Retenons donc que toute spiritualité vécue est l'objet d'une réinterprétation, d’une re-lecture, d’une re-formulation constante. Elle « s'acculture », « s'acclimate » aux générations qui se suivent, aux lieux, aux théologies et aux intérêts variables de ceux et celles qui l'adopte ou s'en inspire.

Application à la spiritualité des prêtres

La spiritualité du prêtre issue des réformes du Concile de Trente et de l'école Française soutenait le prêtre dans son rôle de chef du peuple qui lui inculquait le sens de la dignité et la connaissance des pouvoirs dont il était dépositaire. À l'époque, la spiritualité sacerdotale se structurait autour des exercices de piété et de l'ascèse sacerdotale qui se définissait par le souci des convenances ecclésiastiques.

L'attention était mise sur le Christ Souverain-Prêtre et le sacerdoce des prêtres était vu comme en étant la réplique. Les prêtres étaient invités à suivre les exemples du Christ, ses fonctions de médiateur étant également celles du prêtre, et ce dernier, ayant le caractère sacramentel, se devait de les exercer comme Jésus les a lui-même exercées. On insistait beaucoup sur le caractère sacramentel qui donnait au prêtre d'avoir en lui la physionomie presque physique, pourrait-on dire, du Christ-Prêtre-Souverain.
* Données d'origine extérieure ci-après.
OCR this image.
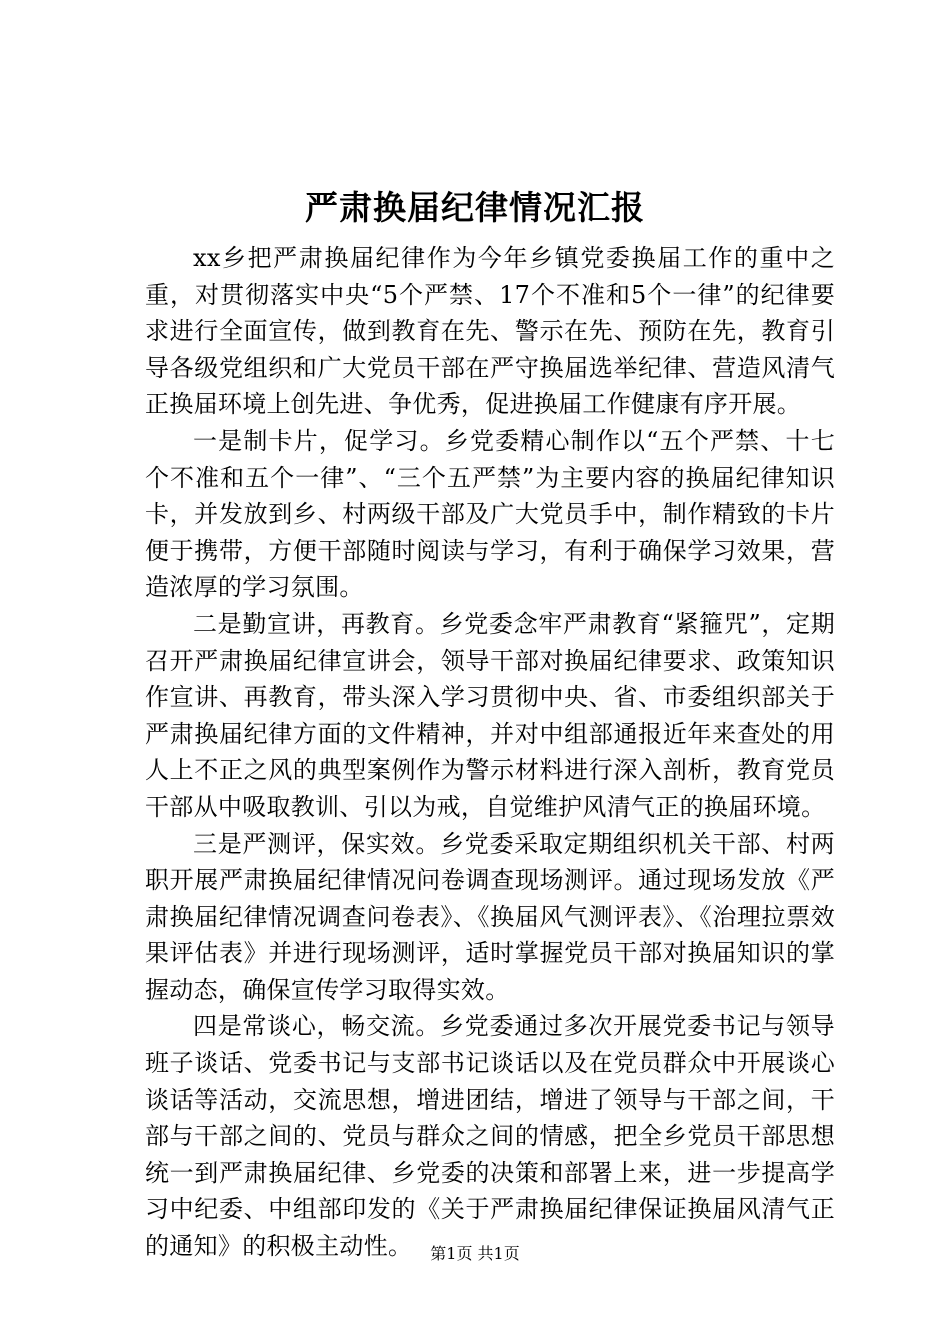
严肃换届纪律情况汇报

xx乡把严肃换届纪律作为今年乡镇党委换届工作的重中之重，对贯彻落实中央“5个严禁、17个不准和5个一律”的纪律要求进行全面宣传，做到教育在先、警示在先、预防在先，教育引导各级党组织和广大党员干部在严守换届选举纪律、营造风清气正换届环境上创先进、争优秀，促进换届工作健康有序开展。

一是制卡片，促学习。乡党委精心制作以“五个严禁、十七个不准和五个一律”、“三个五严禁”为主要内容的换届纪律知识卡，并发放到乡、村两级干部及广大党员手中，制作精致的卡片便于携带，方便干部随时阅读与学习，有利于确保学习效果，营造浓厚的学习氛围。

二是勤宣讲，再教育。乡党委念牢严肃教育“紧箍咒”，定期召开严肃换届纪律宣讲会，领导干部对换届纪律要求、政策知识作宣讲、再教育，带头深入学习贯彻中央、省、市委组织部关于严肃换届纪律方面的文件精神，并对中组部通报近年来查处的用人上不正之风的典型案例作为警示材料进行深入剖析，教育党员干部从中吸取教训、引以为戒，自觉维护风清气正的换届环境。

三是严测评，保实效。乡党委采取定期组织机关干部、村两职开展严肃换届纪律情况问卷调查现场测评。通过现场发放《严肃换届纪律情况调查问卷表》、《换届风气测评表》、《治理拉票效果评估表》并进行现场测评，适时掌握党员干部对换届知识的掌握动态，确保宣传学习取得实效。

四是常谈心，畅交流。乡党委通过多次开展党委书记与领导班子谈话、党委书记与支部书记谈话以及在党员群众中开展谈心谈话等活动，交流思想，增进团结，增进了领导与干部之间，干部与干部之间的、党员与群众之间的情感，把全乡党员干部思想统一到严肃换届纪律、乡党委的决策和部署上来，进一步提高学习中纪委、中组部印发的《关于严肃换届纪律保证换届风清气正的通知》的积极主动性。	第1页 共1页
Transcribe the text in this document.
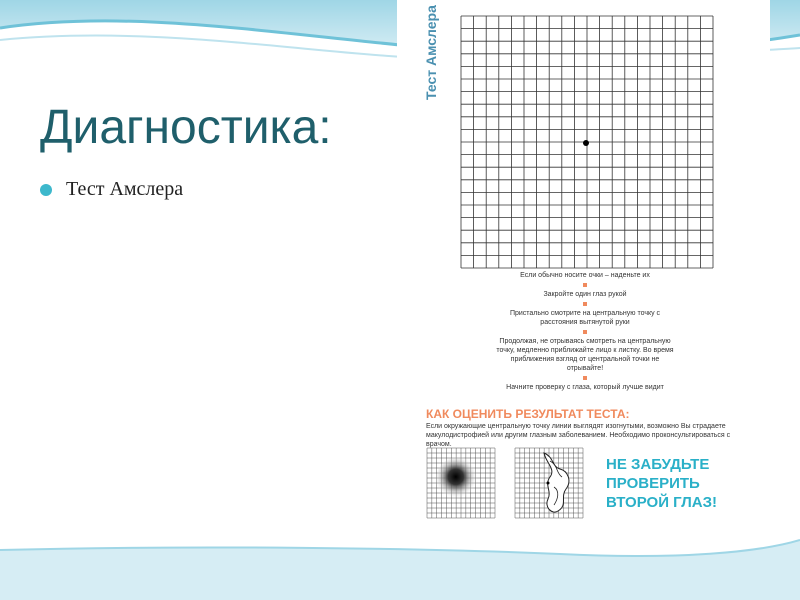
Диагностика:
Тест Амслера
Тест Амслера

Если обычно носите очки – наденьте их

Закройте один глаз рукой

Пристально смотрите на центральную точку с расстояния вытянутой руки

Продолжая, не отрываясь смотреть на центральную точку, медленно приближайте лицо к листку. Во время приближения взгляд от центральной точки не отрывайте!

Начните проверку с глаза, который лучше видит

КАК ОЦЕНИТЬ РЕЗУЛЬТАТ ТЕСТА:
Если окружающие центральную точку линии выглядят изогнутыми, возможно Вы страдаете макулодистрофией или другим глазным заболеванием. Необходимо проконсультироваться с врачом.
НЕ ЗАБУДЬТЕ ПРОВЕРИТЬ ВТОРОЙ ГЛАЗ!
La référence première de la spiritualité du prêtre était d’abord ontologique. On misait sur la consécration Cette approche a donné de grands saints, mais elle a le désavantage de mettre l’expérience en sourdine et que celle-ci cède alors la place au cadre extérieur, aux règles et à un format prédéterminé.

Le Concile Vatican II a changé totalement la perspective et nous en sommes les héritiers directs, même si nous ne nous en rendons pas toujours compte.
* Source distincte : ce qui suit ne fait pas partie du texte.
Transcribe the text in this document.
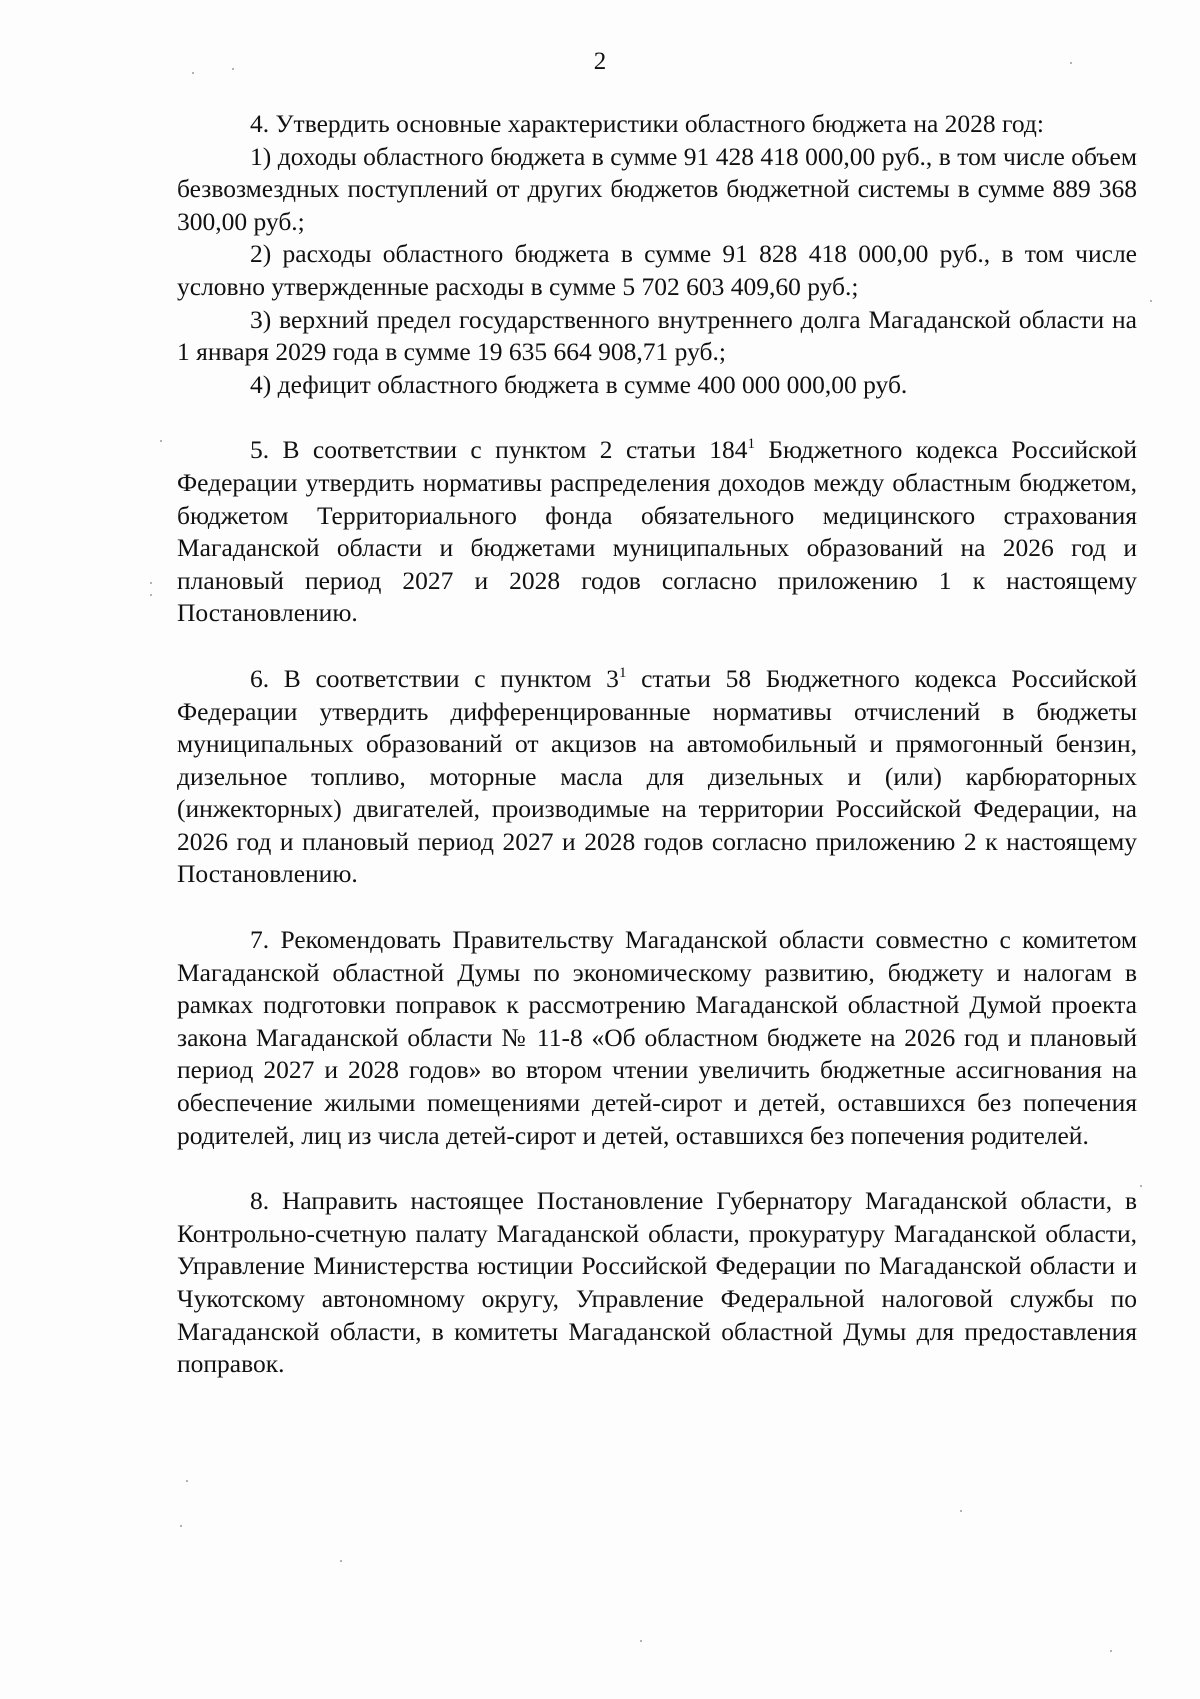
2

4. Утвердить основные характеристики областного бюджета на 2028 год:

1) доходы областного бюджета в сумме 91 428 418 000,00 руб., в том числе объем безвозмездных поступлений от других бюджетов бюджетной системы в сумме 889 368 300,00 руб.;

2) расходы областного бюджета в сумме 91 828 418 000,00 руб., в том числе условно утвержденные расходы в сумме 5 702 603 409,60 руб.;

3) верхний предел государственного внутреннего долга Магаданской области на 1 января 2029 года в сумме 19 635 664 908,71 руб.;

4) дефицит областного бюджета в сумме 400 000 000,00 руб.

5. В соответствии с пунктом 2 статьи $184^1$ Бюджетного кодекса Российской Федерации утвердить нормативы распределения доходов между областным бюджетом, бюджетом Территориального фонда обязательного медицинского страхования Магаданской области и бюджетами муниципальных образований на 2026 год и плановый период 2027 и 2028 годов согласно приложению 1 к настоящему Постановлению.

6. В соответствии с пунктом $3^1$ статьи 58 Бюджетного кодекса Российской Федерации утвердить дифференцированные нормативы отчислений в бюджеты муниципальных образований от акцизов на автомобильный и прямогонный бензин, дизельное топливо, моторные масла для дизельных и (или) карбюраторных (инжекторных) двигателей, производимые на территории Российской Федерации, на 2026 год и плановый период 2027 и 2028 годов согласно приложению 2 к настоящему Постановлению.

7. Рекомендовать Правительству Магаданской области совместно с комитетом Магаданской областной Думы по экономическому развитию, бюджету и налогам в рамках подготовки поправок к рассмотрению Магаданской областной Думой проекта закона Магаданской области № 11-8 «Об областном бюджете на 2026 год и плановый период 2027 и 2028 годов» во втором чтении увеличить бюджетные ассигнования на обеспечение жилыми помещениями детей-сирот и детей, оставшихся без попечения родителей, лиц из числа детей-сирот и детей, оставшихся без попечения родителей.

8. Направить настоящее Постановление Губернатору Магаданской области, в Контрольно-счетную палату Магаданской области, прокуратуру Магаданской области, Управление Министерства юстиции Российской Федерации по Магаданской области и Чукотскому автономному округу, Управление Федеральной налоговой службы по Магаданской области, в комитеты Магаданской областной Думы для предоставления поправок.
Le Concile Vatican Il s'est clairement orienté vers une spiritualité presbytérale mettant en valeur l’expérience d’une personne qui cherche à vivre une relation vivante et constante au Christ Pasteur. L'unité de vie, lit-on au numéro 13 de Presbyterorum Ordinis, ne peut se construire ou se réaliser uniquement par les exercices de piété qui y contribuent grandement, mais également, et surtout, par la nécessaire volonté de suivre « l'exemple du Christ Seigneur dont la nourriture est de faire la volonté de Celui qui l'a envoyé et d'accomplir son œuvre. » (Presbyterorum Ordinis, no 13)

Voilà un choix clair, qui remet au premier plan l’expérience d’un sujet-croyant et qui peut donner naissance à des spiritualités personnelles vairées, mais toutes inspirées de la même source.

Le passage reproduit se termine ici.